Senin, 20 Januari 2020

Dimensi Tentangmu




Dimensi Tentangmu

Pernahkah kau ada di titik dimana hidupmu begitu teratur. Melakukan segala yang kau mampu untuk menjadi seragam. Berharap semua akan baik-baik adanya. Namun tetap merasa ada yang hilang. Seolah, ada satu kepingan puzzle yang tak juga melengkapi teka-teki yang kau ciptakan sendiri. Semestaku sebelum kau datang adalah konstalasi yang sistematis mengandung stagnansi yang konservatif.

Aku tidak tahu caranya menghargai mentari yang membakar langit hingga kemerahan. Aku tidak tahu caranya mencium wangi hujan yang membasahi bumi. Aku tidak paham dimana indahnya kalimat yang termaktud dalam larik-larik puisi. Malam-malamku hanya berisi kumpulan tugas yang harus rela kubagi dengan jam tidur dan pagi-pagiku hanyalah repitisi membosankan untuk mengenyangkan logika.

Aku lupa bahwa bintangpun bernyawa, hutanpun bernafas, dan kita diciptakan untuk melakukan hal-hal yang lebih besar dari sekedar rutinitas harian. Aku lupa bahwa kita semua terkoneksi, bahwa cinta sepatutnya menjadi bahan bakar agar kita tetap melangkah. Galis besarnya, aku lupa caranya menjadi manusia dan kemudian kau datang, kau menjadi seseoang yang memorak-morandakan jagat rayaku dengan cara yang termanis.

Kamu memintaku untuk merasakan dan mensyukuri segala hal yang cepat atau lambat akan berakhir
maka, izinkanlah aku menulis untukmu, tentangmu, meski aku tidak tahu apakah surat ini akan tiba disisi ranjangmu. atau hanya terdampar di bentangan ufuk. Izinkanlah aku mengabadikan perjalanan kita, agar aku tidak lupa bahwa suatu ketika di antara perjumpaan dan selamat tinggal.

Malam telah dipenuhi senyum, senja pernah menjadi bait puisi, hujan pernah mengatarkan kerinduan
dan tangan kita pernah saling bergandengan.

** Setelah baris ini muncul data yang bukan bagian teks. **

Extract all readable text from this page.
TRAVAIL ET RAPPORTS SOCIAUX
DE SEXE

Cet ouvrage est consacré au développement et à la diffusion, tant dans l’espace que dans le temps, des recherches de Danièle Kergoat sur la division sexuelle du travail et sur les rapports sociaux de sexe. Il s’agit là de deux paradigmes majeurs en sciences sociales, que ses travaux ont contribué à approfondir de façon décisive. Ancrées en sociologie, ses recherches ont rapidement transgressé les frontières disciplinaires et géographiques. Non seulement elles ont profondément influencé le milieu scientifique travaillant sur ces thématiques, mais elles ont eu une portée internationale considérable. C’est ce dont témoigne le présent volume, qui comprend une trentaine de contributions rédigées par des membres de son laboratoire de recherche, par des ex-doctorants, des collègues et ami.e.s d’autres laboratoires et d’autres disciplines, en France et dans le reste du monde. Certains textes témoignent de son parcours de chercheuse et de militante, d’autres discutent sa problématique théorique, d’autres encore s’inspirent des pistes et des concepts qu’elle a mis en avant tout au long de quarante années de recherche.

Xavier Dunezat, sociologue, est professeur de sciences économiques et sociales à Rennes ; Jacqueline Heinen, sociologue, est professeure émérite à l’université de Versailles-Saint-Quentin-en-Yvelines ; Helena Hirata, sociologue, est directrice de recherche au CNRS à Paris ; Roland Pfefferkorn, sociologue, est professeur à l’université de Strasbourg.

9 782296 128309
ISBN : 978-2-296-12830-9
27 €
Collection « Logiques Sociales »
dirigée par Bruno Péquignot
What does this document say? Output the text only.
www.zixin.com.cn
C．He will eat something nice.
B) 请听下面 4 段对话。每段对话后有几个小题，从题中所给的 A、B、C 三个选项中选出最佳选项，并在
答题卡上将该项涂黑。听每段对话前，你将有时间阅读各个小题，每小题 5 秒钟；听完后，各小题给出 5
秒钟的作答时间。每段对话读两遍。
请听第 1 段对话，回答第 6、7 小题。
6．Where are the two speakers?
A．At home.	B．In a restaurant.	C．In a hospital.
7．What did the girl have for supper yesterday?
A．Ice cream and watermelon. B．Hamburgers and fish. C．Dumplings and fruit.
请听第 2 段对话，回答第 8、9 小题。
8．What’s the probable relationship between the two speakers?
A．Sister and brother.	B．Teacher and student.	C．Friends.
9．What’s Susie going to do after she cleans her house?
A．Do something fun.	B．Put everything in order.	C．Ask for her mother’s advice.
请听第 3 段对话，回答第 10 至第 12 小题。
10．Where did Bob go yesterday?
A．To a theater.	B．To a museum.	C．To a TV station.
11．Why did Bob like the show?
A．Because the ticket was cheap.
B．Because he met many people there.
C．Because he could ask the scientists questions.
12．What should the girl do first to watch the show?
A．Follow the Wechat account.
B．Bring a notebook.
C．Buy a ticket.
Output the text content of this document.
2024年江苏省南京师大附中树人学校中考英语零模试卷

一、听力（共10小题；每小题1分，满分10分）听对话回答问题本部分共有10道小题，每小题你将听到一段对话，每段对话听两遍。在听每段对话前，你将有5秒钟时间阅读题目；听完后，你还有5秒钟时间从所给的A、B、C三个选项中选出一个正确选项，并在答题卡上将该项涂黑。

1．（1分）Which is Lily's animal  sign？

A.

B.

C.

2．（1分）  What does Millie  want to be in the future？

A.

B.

Diantara perjumpaan dan selamat tinggal, kita pernah sekuat tenaga menyatukan perbedaan, meski diakhiri dengan kerelaan untuk menyerah. 

Diantara perjumpaan dan selamat tinggal, kau dan aku, pernah menjadi kita. hidup adalah serangkaian kebetulan, kebetulan adalah takdir yang menyamar.